Therapeutic strategy using p53 induces cancer cell death
US researchers spotlight how p53, the most frequently mutated tumour suppressor gene, can be activated against cancer cells.
Over the past two decades, much effort has been devoted to designing biologically targeted therapies that specifically activate p53. However, whilst these therapies are effective at inducing p53 activity, they generally cannot kill cancer cells.
The new research illuminated the mechanisms at work that prevent p53 activation from triggering effective cancer cell death. The researchers showed that inhibiting two distinct repressors of p53 can elicit cancer cell death through activation of a complementary gene network known as the Integrated Stress Response.
Cancer is a disease driven by gene mutations. These mutated genes in cancer fall into two major categories: tumour suppressors and oncogenes.

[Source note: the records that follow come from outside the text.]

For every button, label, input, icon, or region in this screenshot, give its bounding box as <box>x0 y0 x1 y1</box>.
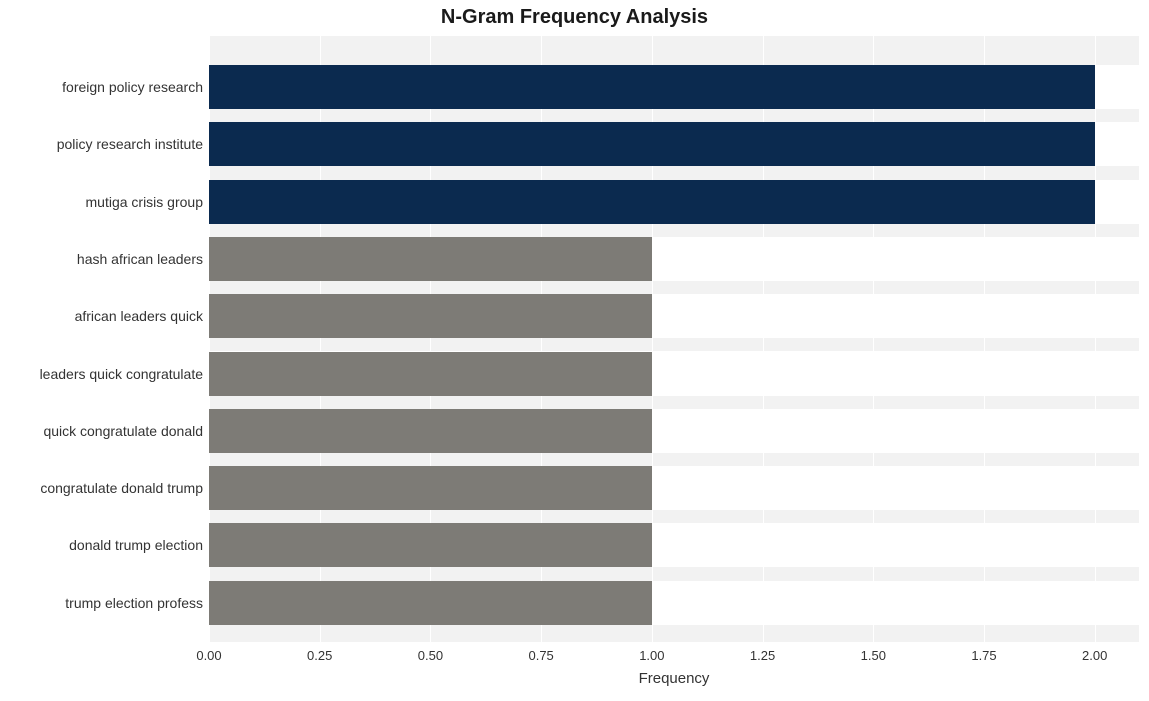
y-axis-category-label: hash african leaders <box>3 252 203 266</box>
grid-band <box>209 36 1139 65</box>
y-axis-category-label: leaders quick congratulate <box>3 367 203 381</box>
bar <box>209 466 652 510</box>
x-axis-tick-label: 1.75 <box>971 648 996 663</box>
y-axis-category-label: quick congratulate donald <box>3 424 203 438</box>
bar <box>209 122 1095 166</box>
y-axis-category-label: trump election profess <box>3 596 203 610</box>
bar <box>209 581 652 625</box>
bar <box>209 180 1095 224</box>
plot-area <box>209 36 1139 642</box>
x-axis-tick-label: 0.00 <box>196 648 221 663</box>
bar <box>209 523 652 567</box>
y-axis-category-label: congratulate donald trump <box>3 481 203 495</box>
bar <box>209 294 652 338</box>
y-axis-category-label: african leaders quick <box>3 309 203 323</box>
grid-band <box>209 224 1139 237</box>
x-axis-tick-label: 1.25 <box>750 648 775 663</box>
grid-band <box>209 625 1139 642</box>
x-axis-tick-label: 2.00 <box>1082 648 1107 663</box>
gridline-vertical <box>1095 36 1096 642</box>
grid-band <box>209 396 1139 409</box>
x-axis-label: Frequency <box>209 670 1139 687</box>
grid-band <box>209 453 1139 466</box>
x-axis-tick-label: 1.00 <box>639 648 664 663</box>
grid-band <box>209 510 1139 523</box>
grid-band <box>209 109 1139 122</box>
grid-band <box>209 166 1139 179</box>
grid-band <box>209 567 1139 580</box>
y-axis-category-label: foreign policy research <box>3 80 203 94</box>
x-axis-tick-label: 0.50 <box>418 648 443 663</box>
grid-band <box>209 281 1139 294</box>
y-axis-category-label: mutiga crisis group <box>3 195 203 209</box>
x-axis-tick-label: 0.25 <box>307 648 332 663</box>
bar <box>209 409 652 453</box>
grid-band <box>209 338 1139 351</box>
y-axis-category-label: donald trump election <box>3 538 203 552</box>
bar <box>209 237 652 281</box>
bar <box>209 352 652 396</box>
y-axis-category-label: policy research institute <box>3 137 203 151</box>
bar <box>209 65 1095 109</box>
chart-title: N-Gram Frequency Analysis <box>0 6 1149 29</box>
x-axis-tick-label: 1.50 <box>861 648 886 663</box>
x-axis-tick-label: 0.75 <box>528 648 553 663</box>
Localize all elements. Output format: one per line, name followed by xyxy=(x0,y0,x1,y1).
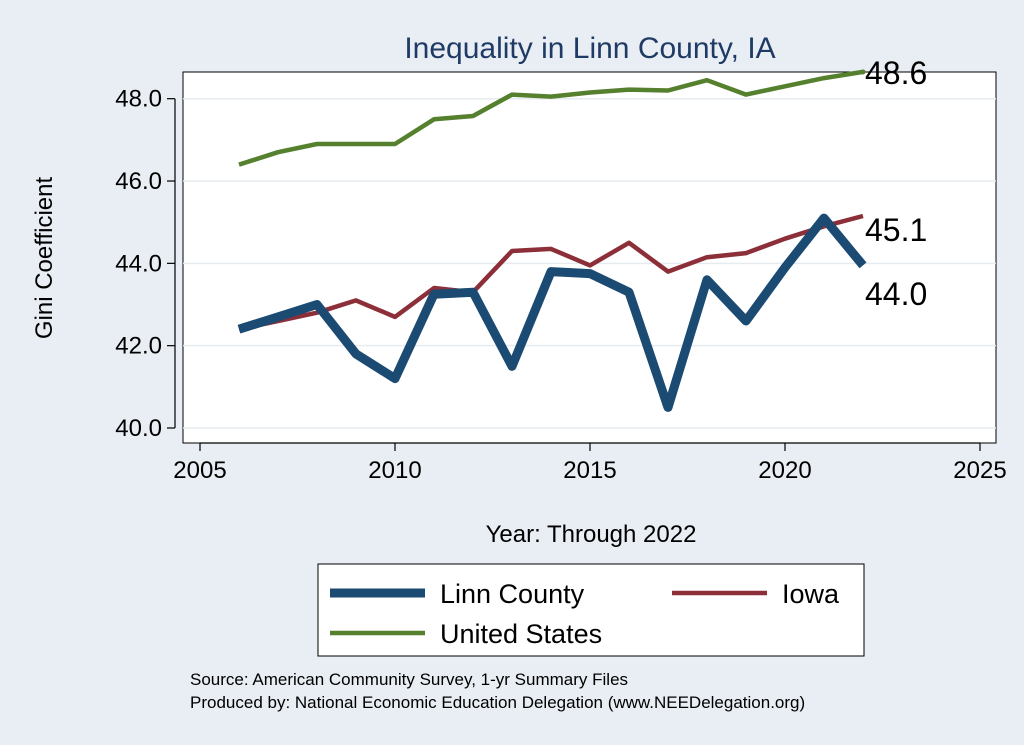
end-label-united-states: 48.6 xyxy=(865,55,927,91)
y-tick-label: 40.0 xyxy=(115,415,162,442)
series-layer xyxy=(237,69,867,412)
y-tick-label: 48.0 xyxy=(115,86,162,113)
series-end-marker-united-states xyxy=(860,69,866,75)
legend: Linn County Iowa United States xyxy=(317,563,865,657)
chart-title: Inequality in Linn County, IA xyxy=(404,32,775,65)
end-labels: 44.0 45.1 48.6 xyxy=(865,55,927,312)
y-axis: 40.0 42.0 44.0 46.0 48.0 xyxy=(115,86,176,442)
end-label-linn-county: 44.0 xyxy=(865,276,927,312)
source-note: Source: American Community Survey, 1-yr … xyxy=(190,670,628,689)
legend-box xyxy=(317,563,865,657)
legend-label-united-states: United States xyxy=(440,619,602,649)
legend-label-linn-county: Linn County xyxy=(440,579,585,609)
x-tick-label: 2025 xyxy=(953,457,1006,484)
x-tick-label: 2015 xyxy=(563,457,616,484)
series-line-iowa xyxy=(238,213,864,332)
series-line-united-states xyxy=(238,69,864,167)
y-tick-label: 46.0 xyxy=(115,168,162,195)
x-tick-label: 2005 xyxy=(173,457,226,484)
legend-label-iowa: Iowa xyxy=(782,579,840,609)
producer-note: Produced by: National Economic Education… xyxy=(190,693,805,712)
y-axis-label: Gini Coefficient xyxy=(31,177,58,340)
plot-area xyxy=(182,71,997,444)
x-axis: 2005 2010 2015 2020 2025 xyxy=(173,442,1007,484)
series-line-linn-county xyxy=(237,213,867,412)
x-axis-label: Year: Through 2022 xyxy=(486,521,697,548)
y-tick-label: 44.0 xyxy=(115,250,162,277)
x-tick-label: 2020 xyxy=(758,457,811,484)
end-label-iowa: 45.1 xyxy=(865,212,927,248)
x-tick-label: 2010 xyxy=(368,457,421,484)
y-tick-label: 42.0 xyxy=(115,333,162,360)
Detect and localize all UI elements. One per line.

“When you block both the major p53 repressor, known as MDM2, and its minor repressor, PPM1D, p53 works much better in terms of inducing cancer cell death, and this enhanced killing activity requires the Integrated Stress Response” explained Dr Joaquin Espinosa, Professor of Pharmacology in the CU School of Medicine.

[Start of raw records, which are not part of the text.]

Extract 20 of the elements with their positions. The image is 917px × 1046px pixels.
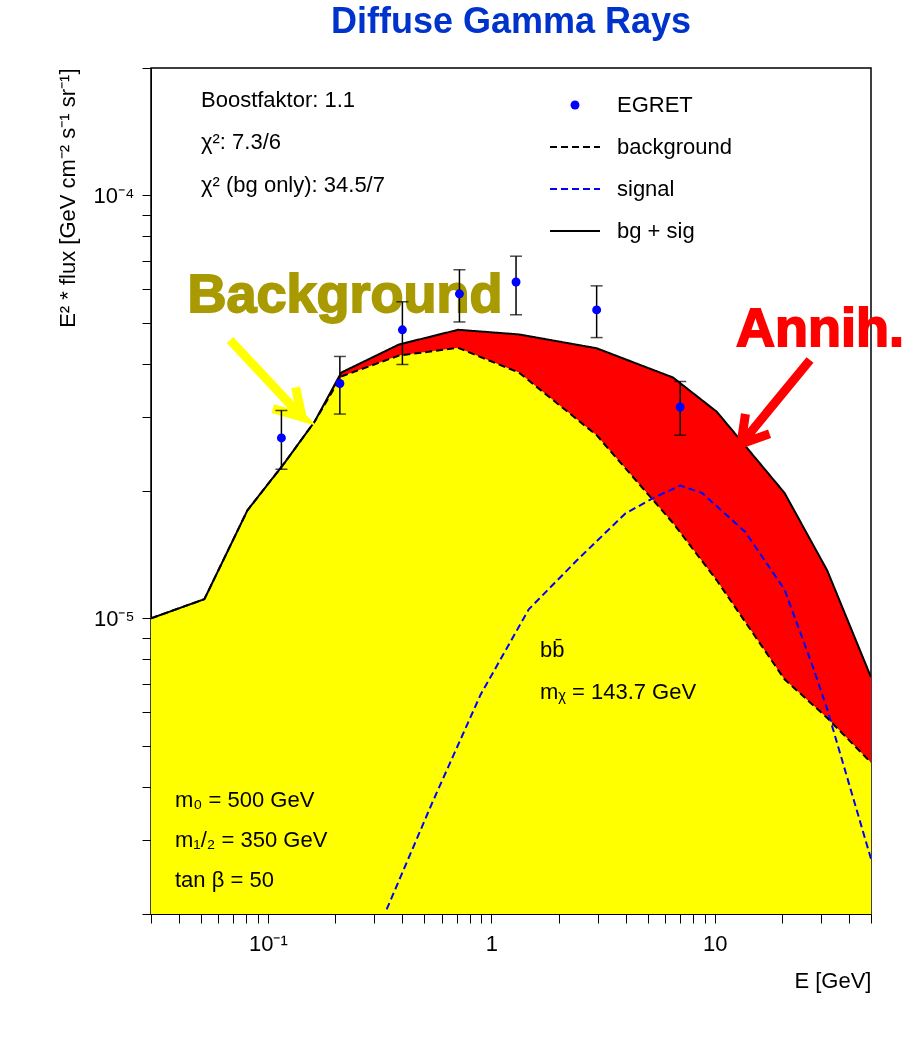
annotation: Boostfaktor: 1.1 xyxy=(201,87,356,112)
annotation: m₁/₂ = 350 GeV xyxy=(175,827,328,852)
x-tick-label: 10⁻¹ xyxy=(248,930,288,956)
annotation: χ² (bg only): 34.5/7 xyxy=(201,172,385,197)
annotation: m₀ = 500 GeV xyxy=(175,787,315,812)
chart-title: Diffuse Gamma Rays xyxy=(330,0,692,41)
x-axis-title: E [GeV] xyxy=(794,967,872,993)
legend-label: background xyxy=(617,134,732,159)
annotation: mᵪ = 143.7 GeV xyxy=(540,679,697,704)
legend-label: EGRET xyxy=(617,92,693,117)
annotation: tan β = 50 xyxy=(175,867,274,892)
y-tick-label: 10⁻⁴ xyxy=(93,182,135,208)
y-axis-title: E² * flux [GeV cm⁻² s⁻¹ sr⁻¹] xyxy=(54,68,80,328)
y-tick-label: 10⁻⁵ xyxy=(93,605,135,631)
x-tick-label: 1 xyxy=(485,930,498,956)
annotation: χ²: 7.3/6 xyxy=(201,129,282,154)
x-tick-label: 10 xyxy=(703,930,728,956)
legend-label: signal xyxy=(617,176,675,201)
legend-label: bg + sig xyxy=(617,218,695,243)
annotation: bb̄ xyxy=(540,637,565,662)
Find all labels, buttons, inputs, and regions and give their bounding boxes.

The research has worked to understand the role of MDM2 and PPM1D, two proteins that repress p53 inside tumour cells, and the mechanisms by which inhibiting them leads to cancer cell death. “It was already established that MDM2 is a major repressor and PPM1D is a minor one,” Espinosa explained.

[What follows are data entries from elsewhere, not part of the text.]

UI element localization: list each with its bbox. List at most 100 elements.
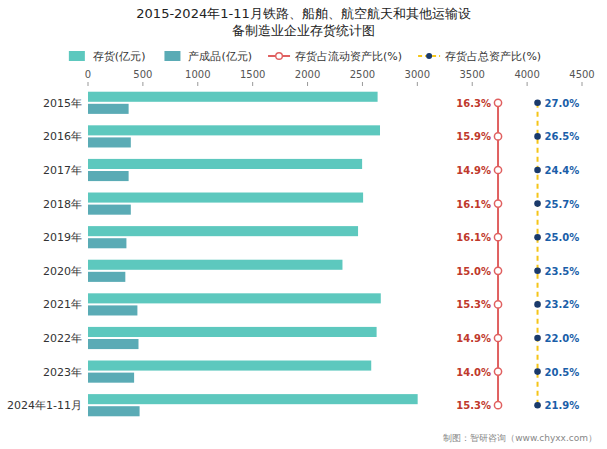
x-tick-label: 0: [85, 69, 91, 80]
bar: [88, 361, 371, 371]
plot-area: [88, 92, 541, 417]
data-label: 15.0%: [456, 266, 491, 277]
bar: [88, 238, 126, 248]
data-label: 25.0%: [545, 232, 580, 243]
bar: [88, 373, 134, 383]
x-tick: [582, 82, 583, 86]
data-label: 14.0%: [456, 367, 491, 378]
bar: [88, 394, 418, 404]
x-tick-label: 2000: [295, 69, 320, 80]
x-tick: [472, 82, 473, 86]
chart: 2015-2024年1-11月铁路、船舶、航空航天和其他运输设备制造业企业存货统…: [0, 0, 607, 449]
bar: [88, 159, 362, 169]
ratio-marker: [534, 335, 541, 342]
data-label: 15.3%: [456, 400, 491, 411]
legend-swatch: [69, 51, 85, 61]
y-tick-label: 2024年1-11月: [7, 399, 82, 412]
legend-label: 存货占流动资产比(%): [295, 50, 402, 63]
y-tick-label: 2016年: [43, 130, 82, 143]
data-label: 15.3%: [456, 299, 491, 310]
y-tick-label: 2019年: [43, 231, 82, 244]
y-tick-label: 2022年: [43, 332, 82, 345]
data-label: 21.9%: [545, 400, 580, 411]
ratio-marker: [494, 133, 501, 140]
ratio-marker: [534, 133, 541, 140]
legend: 存货(亿元) 产成品(亿元) 存货占流动资产比(%) 存货占总资产比(%): [69, 50, 541, 63]
bar: [88, 125, 380, 135]
ratio-marker: [534, 268, 541, 275]
data-label: 22.0%: [545, 333, 580, 344]
data-label: 16.1%: [456, 199, 491, 210]
x-tick: [142, 82, 143, 86]
legend-label: 存货占总资产比(%): [445, 50, 541, 63]
legend-label: 存货(亿元): [93, 50, 146, 63]
ratio-marker: [534, 301, 541, 308]
bar: [88, 104, 129, 114]
x-tick-label: 500: [133, 69, 152, 80]
x-tick-label: 1500: [240, 69, 265, 80]
ratio-marker: [534, 234, 541, 241]
bar: [88, 205, 131, 215]
x-tick-label: 4500: [569, 69, 594, 80]
x-tick-label: 3500: [459, 69, 484, 80]
data-label: 16.3%: [456, 98, 491, 109]
x-tick: [88, 82, 89, 86]
legend-label: 产成品(亿元): [188, 50, 252, 63]
y-tick-label: 2018年: [43, 198, 82, 211]
bar: [88, 293, 381, 303]
data-label: 23.5%: [545, 266, 580, 277]
ratio-marker: [494, 368, 501, 375]
x-tick: [527, 82, 528, 86]
x-tick-label: 2500: [350, 69, 375, 80]
data-label: 24.4%: [545, 165, 580, 176]
x-axis: 0 500 1000 1500 2000 2500 3000 3500 4000 4500: [85, 69, 595, 86]
data-label: 20.5%: [545, 367, 580, 378]
x-tick-label: 1000: [185, 69, 210, 80]
annotation: 制图：智研咨询（www.chyxx.com）: [443, 433, 597, 443]
legend-swatch: [426, 53, 432, 59]
data-label: 27.0%: [545, 98, 580, 109]
ratio-marker: [494, 166, 501, 173]
data-label: 14.9%: [456, 165, 491, 176]
bar: [88, 260, 342, 270]
ratio-line: [497, 103, 499, 405]
x-tick: [417, 82, 418, 86]
ratio-marker: [494, 200, 501, 207]
y-tick-label: 2023年: [43, 366, 82, 379]
ratio-marker: [494, 234, 501, 241]
y-tick-label: 2017年: [43, 164, 82, 177]
data-label: 25.7%: [545, 199, 580, 210]
y-tick-label: 2020年: [43, 265, 82, 278]
title: 2015-2024年1-11月铁路、船舶、航空航天和其他运输设: [136, 6, 470, 21]
bar: [88, 272, 125, 282]
legend-swatch: [276, 53, 283, 60]
ratio-marker: [534, 100, 541, 107]
bar: [88, 327, 377, 337]
y-tick-label: 2021年: [43, 298, 82, 311]
bar: [88, 406, 140, 416]
data-label: 14.9%: [456, 333, 491, 344]
bar: [88, 137, 131, 147]
x-tick-label: 4000: [514, 69, 539, 80]
x-tick-label: 3000: [405, 69, 430, 80]
ratio-line: [537, 103, 539, 405]
ratio-marker: [494, 99, 501, 106]
data-label: 26.5%: [545, 131, 580, 142]
bar: [88, 171, 129, 181]
y-axis: 2015年 2016年 2017年 2018年 2019年 2020年 2021年 2022年…: [7, 97, 82, 412]
subtitle: 备制造业企业存货统计图: [232, 23, 375, 38]
legend-swatch: [164, 51, 180, 61]
data-label: 16.1%: [456, 232, 491, 243]
ratio-marker: [534, 368, 541, 375]
data-labels: 16.3%15.9%14.9%16.1%16.1%15.0%15.3%14.9%…: [456, 98, 579, 411]
ratio-marker: [534, 167, 541, 174]
bar: [88, 305, 137, 315]
ratio-marker: [534, 402, 541, 409]
bar: [88, 92, 378, 102]
x-tick: [307, 82, 308, 86]
bar: [88, 193, 363, 203]
ratio-marker: [494, 334, 501, 341]
y-tick-label: 2015年: [43, 97, 82, 110]
x-tick: [362, 82, 363, 86]
data-label: 23.2%: [545, 299, 580, 310]
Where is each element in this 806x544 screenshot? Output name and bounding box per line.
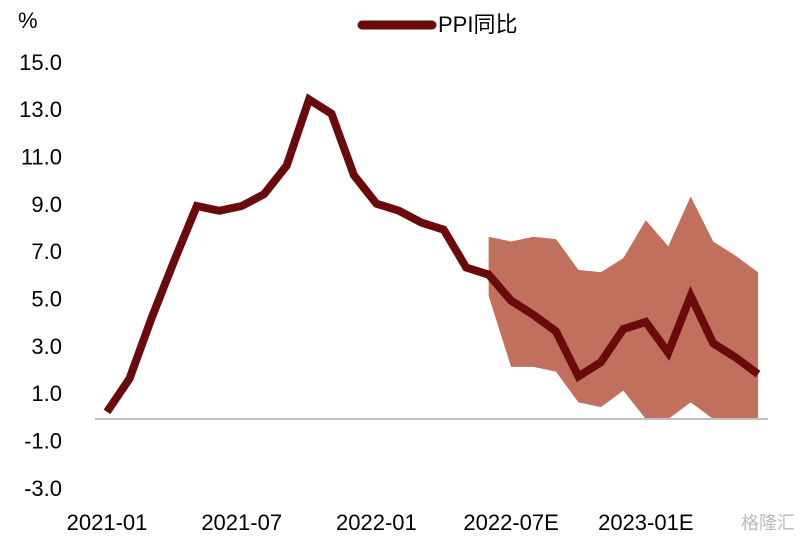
y-tick-label: 9.0 [31,192,62,217]
y-tick-label: 3.0 [31,334,62,359]
x-tick-label: 2022-01 [336,510,417,535]
y-tick-label: 15.0 [19,50,62,75]
x-tick-label: 2021-07 [201,510,282,535]
y-tick-label: 5.0 [31,286,62,311]
legend-label: PPI同比 [438,12,517,37]
y-unit-label: % [18,8,38,33]
y-tick-label: -3.0 [24,476,62,501]
y-tick-label: 11.0 [21,144,62,169]
forecast-band [488,196,759,419]
x-tick-label: 2022-07E [463,510,558,535]
y-tick-label: 13.0 [19,97,62,122]
line-series [103,93,761,415]
y-tick-label: 1.0 [31,381,62,406]
x-tick-label: 2023-01E [598,510,693,535]
y-tick-label: 7.0 [31,239,62,264]
x-tick-label: 2021-01 [67,510,148,535]
y-tick-label: -1.0 [24,428,62,453]
watermark: 格隆汇 [741,513,795,533]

The team then turned to minor repressors, including PPM1D because a lot less is known about PPM1D and other minor repressors of p53. It soon became clear that inhibiting both MDM2 and PPM1D, p53 can effectively induce cancer cell death.
Inhibiting MDM2 and PPM1D activated the Integrated Stress Response, which is a signalling pathway that stimulates a protein called ATF4. The researchers further demonstrated that ATF4 partners with p53, working together to cause cancer cell death.
The scientists are continuing their research to understand more about mechanisms of the synergistic response that happens when MDM2 and PPM1D are inhibited and p53 is activated. “Our data indicates that cancer cells are particularly vulnerable to this dual activation of p53 and the Integrated Stress Response, which may offer a therapeutic window in the clinic, sparing normal cells from the killing effects of p53,” explained Dr Zdenek Andrysik, Assistant Research Professor of Pharmacology in the CU School of Medicine
Espinosa added that “a holy grail of cancer research has been the restoration of p53 activity to induce tumour regression. As we learn more about the genes and proteins mutated in cancer, we are more able to see when the brakes are failing and restore them, or when the gas pedal is all the way to the floor and lift it with specifically targeted inhibitors.”